Maravi Post
- Website type: Online newspaper
- Available in: English
- Website: Maravi Post
- Launched: 2009
- Current status: Active

= Maravi Post =

Malawian news website

The Maravi Post is a Malawi news, online-only news website. The publication is one of the online-only news websites about Malawi that include Nyasa Times, Malawi 24 and the Malawi Voice.

==History==
Maravi Post was started in 2009 and it has had about 20 employees. The publication is one of the online-only news websites in Malawi that include Nyasa Times and Malawi 24 The news outlet is recognised by the United Nations Economic Commission for Africa and Stanford University.

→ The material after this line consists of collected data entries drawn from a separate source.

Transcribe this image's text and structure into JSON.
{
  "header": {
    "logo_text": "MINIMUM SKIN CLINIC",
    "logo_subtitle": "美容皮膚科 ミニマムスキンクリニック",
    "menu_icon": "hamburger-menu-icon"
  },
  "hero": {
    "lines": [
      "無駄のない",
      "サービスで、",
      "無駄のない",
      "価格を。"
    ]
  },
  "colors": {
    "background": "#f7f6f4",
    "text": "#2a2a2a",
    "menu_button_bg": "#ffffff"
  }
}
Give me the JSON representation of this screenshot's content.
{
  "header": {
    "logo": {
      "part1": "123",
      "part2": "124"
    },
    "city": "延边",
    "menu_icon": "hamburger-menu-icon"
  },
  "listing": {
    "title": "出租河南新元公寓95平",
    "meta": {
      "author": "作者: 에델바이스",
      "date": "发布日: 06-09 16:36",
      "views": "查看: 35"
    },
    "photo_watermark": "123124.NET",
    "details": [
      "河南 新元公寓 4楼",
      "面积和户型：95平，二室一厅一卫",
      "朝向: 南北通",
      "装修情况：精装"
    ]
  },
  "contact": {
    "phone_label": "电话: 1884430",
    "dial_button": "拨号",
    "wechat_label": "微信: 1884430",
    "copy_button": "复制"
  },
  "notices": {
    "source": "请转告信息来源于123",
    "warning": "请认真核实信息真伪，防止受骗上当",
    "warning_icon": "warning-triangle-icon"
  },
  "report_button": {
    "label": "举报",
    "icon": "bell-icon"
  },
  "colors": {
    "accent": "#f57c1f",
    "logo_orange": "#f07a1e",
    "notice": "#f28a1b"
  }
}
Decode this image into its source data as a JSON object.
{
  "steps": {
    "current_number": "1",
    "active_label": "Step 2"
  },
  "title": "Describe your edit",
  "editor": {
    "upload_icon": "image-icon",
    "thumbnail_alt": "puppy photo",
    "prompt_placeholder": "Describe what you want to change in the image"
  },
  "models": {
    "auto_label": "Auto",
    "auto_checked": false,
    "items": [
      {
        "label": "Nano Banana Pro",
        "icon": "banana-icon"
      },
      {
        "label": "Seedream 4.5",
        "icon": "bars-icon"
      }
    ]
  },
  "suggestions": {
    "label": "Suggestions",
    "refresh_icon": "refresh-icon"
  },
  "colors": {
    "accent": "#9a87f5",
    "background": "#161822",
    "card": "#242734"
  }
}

In February 2023, Dorica Mtenje, who was a Maravi Post journalists was arrested and held for several hours. The Committee to Protect Journalists protested the arrest because it interfered with press freedom. Moreover, they noted that Mtenje did not write the offending article which involved the alleged defamation of the National Intelligence Service Director General Dokani Ngwira. The authorities believed that although there was no evidence, they suspected that Dorica Mtenje and her boss, Lloyd M’bwana, had written the article.

==Status==
The Maravi Post has offices in Lilongwe, but its headquarters are said to be in Atlanta, Georgia, United States. It says it is not associated with any political party, but its rival, Nyasa Times, described it as "pro-government" in 2017 when the Post named "Prophet" Shepherd Bushiri as its ‘Personality of the Year.